Dual AR/AKT Blockade Effective in mCRPC With PTEN Loss
Research suggests that approximately 40% to 50% of metastatic castration-resistant prostate cancer (mCRPC) tumors show loss of the AKT phosphate PTEN, which leads to hyperactivation of the oncogenic PI3K/AKT signaling pathway. Other studies show that, due to reciprocal cross talk, blockade of the androgen receptor (AR)- activated pathway activates the PI3K/AKT signaling pathway, enabling prostate cancer cell survival. Therefore, PTEN loss in mCRPC is associated with worse prognosis and reduced benefit of AR blockade. To evaluate the efficacy and safety of an AKT inhibitor with a combination AR inhibitor (dual AR/AKT blockade) in patients with previously untreated mCRPC, investigators randomized asymptomatic or mildly asymptomatic patients to dual AR/AKT blockade or placebo plus the combination AR inhibitor (controls). Patients were stratified to PTEN loss as determined by immunohistochemistry (≥50% of the tumor cells having no detectable PTEN staining). Median radiographic progression-free survival (rPFS) was statistically significantly better in the dual AR/AKT blockade arm when compared with controls (18.5 months vs 16.5 months). In patients with PTEN loss, median rPFS was 19.1 months in the dual AR/AKT blockade arm, compared with 14.2 months in controls. However dual AR/AKT was associated with more toxicity when compared with placebo, leading to dose reduction in 39.9% (vs 6.2%) and discontinuation in 21.1% (vs 5.1%).

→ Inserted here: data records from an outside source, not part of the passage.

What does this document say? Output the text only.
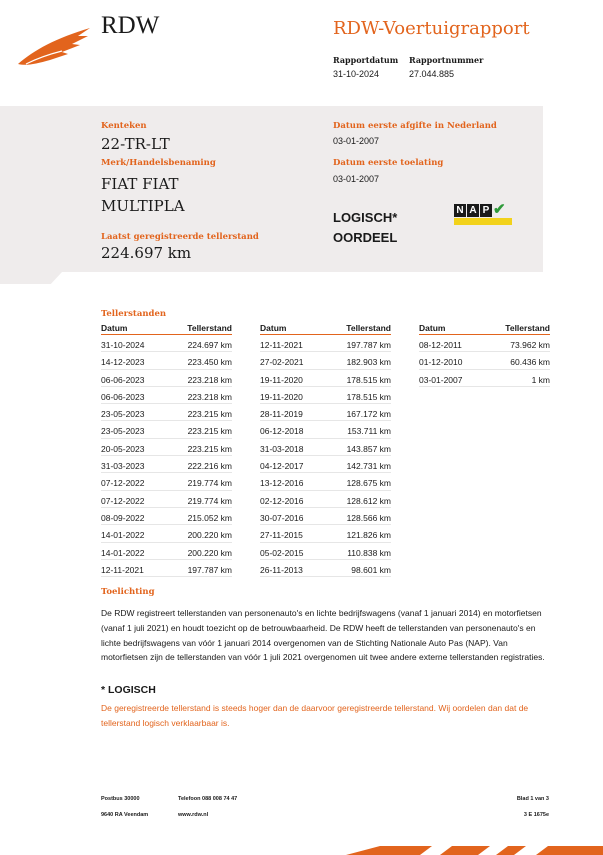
RDW	RDW-Voertuigrapport
Rapportdatum Rapportnummer
31-10-2024	27.044.885
Kenteken
22-TR-LT
Merk/Handelsbenaming
FIAT FIAT
MULTIPLA
Laatst geregistreerde tellerstand
224.697 km
Datum eerste afgifte in Nederland
03-01-2007
Datum eerste toelating
03-01-2007
LOGISCH*
OORDEEL
N A P ✔
Tellerstanden
Datum	Tellerstand
31-10-2024	224.697 km
14-12-2023	223.450 km
06-06-2023	223.218 km
06-06-2023	223.218 km
23-05-2023	223.215 km
23-05-2023	223.215 km
20-05-2023	223.215 km
31-03-2023	222.216 km
07-12-2022	219.774 km
07-12-2022	219.774 km
08-09-2022	215.052 km
14-01-2022	200.220 km
14-01-2022	200.220 km
12-11-2021	197.787 km
Datum	Tellerstand
12-11-2021	197.787 km
27-02-2021	182.903 km
19-11-2020	178.515 km
19-11-2020	178.515 km
28-11-2019	167.172 km
06-12-2018	153.711 km
31-03-2018	143.857 km
04-12-2017	142.731 km
13-12-2016	128.675 km
02-12-2016	128.612 km
30-07-2016	128.566 km
27-11-2015	121.826 km
05-02-2015	110.838 km
26-11-2013	98.601 km
Datum	Tellerstand
08-12-2011	73.962 km
01-12-2010	60.436 km
03-01-2007	1 km
Toelichting
De RDW registreert tellerstanden van personenauto's en lichte bedrijfswagens (vanaf 1 januari 2014) en motorfietsen (vanaf 1 juli 2021) en houdt toezicht op de betrouwbaarheid. De RDW heeft de tellerstanden van personenauto's en lichte bedrijfswagens van vóór 1 januari 2014 overgenomen van de Stichting Nationale Auto Pas (NAP). Van motorfietsen zijn de tellerstanden van vóór 1 juli 2021 overgenomen uit twee andere externe tellerstanden registraties.
* LOGISCH
De geregistreerde tellerstand is steeds hoger dan de daarvoor geregistreerde tellerstand. Wij oordelen dan dat de tellerstand logisch verklaarbaar is.
Postbus 30000
9640 RA Veendam
Telefoon 088 008 74 47
www.rdw.nl
Blad 1 van 3
3 E 1675e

No Benefit With Hysterectomy After Intraoperative Node Detection
The optimal management of patients with intraoperatively detected positivity of pelvic lymph nodes remains unclear. With the combination of extensive surgical dissection in the pelvis followed by pelvic radiotherapy shown to be associated with high morbidity rates, investigators sought to determine whether radical hysterectomy completion improves oncological outcomes of such patients, researchers analyzed oncological outcome and major prognostic factor data on patients with cervical cancer who were found upon operation to be LN positive and referred for primary surgery with a curative intent at 51 institutions in 19 countries from 2005-2015. Patients were grouped by those with completion or abandonment of the planned hysterectomy. Prognostic factors were balanced between the groups and included tumor size and type and disease stage. No significant differences were observed between the groups in risk of recurrence (hazard ratio [HR], 1.154), local recurrence (HR, 0.836), or mortality (HR, 1.064). No cohort was found upon subgroup analyses to have a survival benefit with radical surgery completion. Across all participants, increasing FIGO stage and tumor size of 4 cm or larger were identified as major prognostic factors for recurrence and survival.